Da Wanderungen zu zweit an Land nun mal nicht mehr gehen, träumen wir jetzt eben davon, in alle Meere der Welt einzutauchen und vielleicht zusammen ein Buch darüber zu schreiben. Ich glaube, dass er mit seiner positiven Einstellung vielen anderen, die vielleicht in einer ähnlichen Situation stecken, helfen könnte. Seine positive Kraft ist einfach ansteckend, er ist und bleibt ein Sonnenschein, mein Sonnenschein!

Angst und Verzweiflung überkommen dich manchmal schnell, aber sie bringen dich nicht weiter. Natürlich gibt es diese Momente, in denen man weinen muss, traurig ist und alles hinschmeißen will. Wie ein Hase im blendenen Scheinwerferlicht, steht man gelähmt seinen Schicksal gegenüber.

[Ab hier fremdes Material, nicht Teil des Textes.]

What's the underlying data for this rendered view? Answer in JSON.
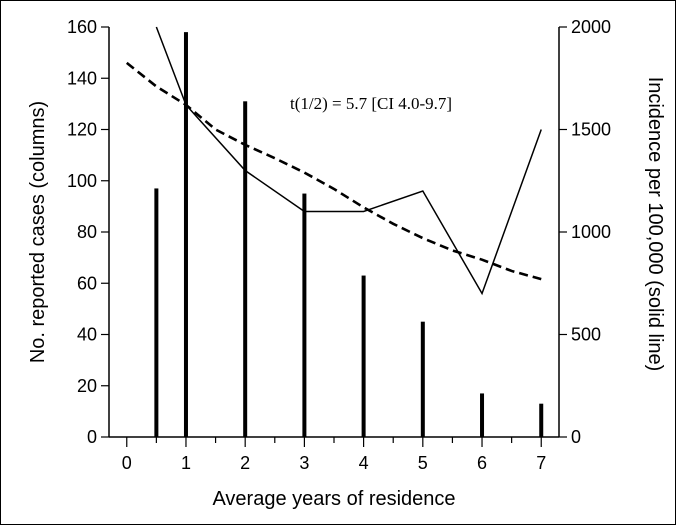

Der Verstand setzt aus und man weiß nicht mehr, wohin der Weg eigentlich geht. Aber wenn man es schafft, sein Schicksal selbst in die Hand zu nehmen, und versucht die schönen Seiten im Leben zu sehen, findet sich auch irgendeine Lösung und die Angst verschwindet wieder.

Für uns hat sich so manches geändert, besonders auf Reisen. Einige Dinge können wir leider nicht mehr zu zweit machen, aber vieles eben doch. Wir planen jetzt einfach anders. Und wenn es irgendwann dann doch mal der Rollstuhl sein soll, dann geht es eben auf Rädern weiter durch die Welt 🙂

So, dass musste ich einfach mal loswerden. Ich hoffe, diesen Gefühlsausbruch nimmt mir niemand krumm, aber ich bin einfach so stolz auf meinen Schatz und auch auf unsere Kinder, die damit so geduldig und selbstverständlich umgehen.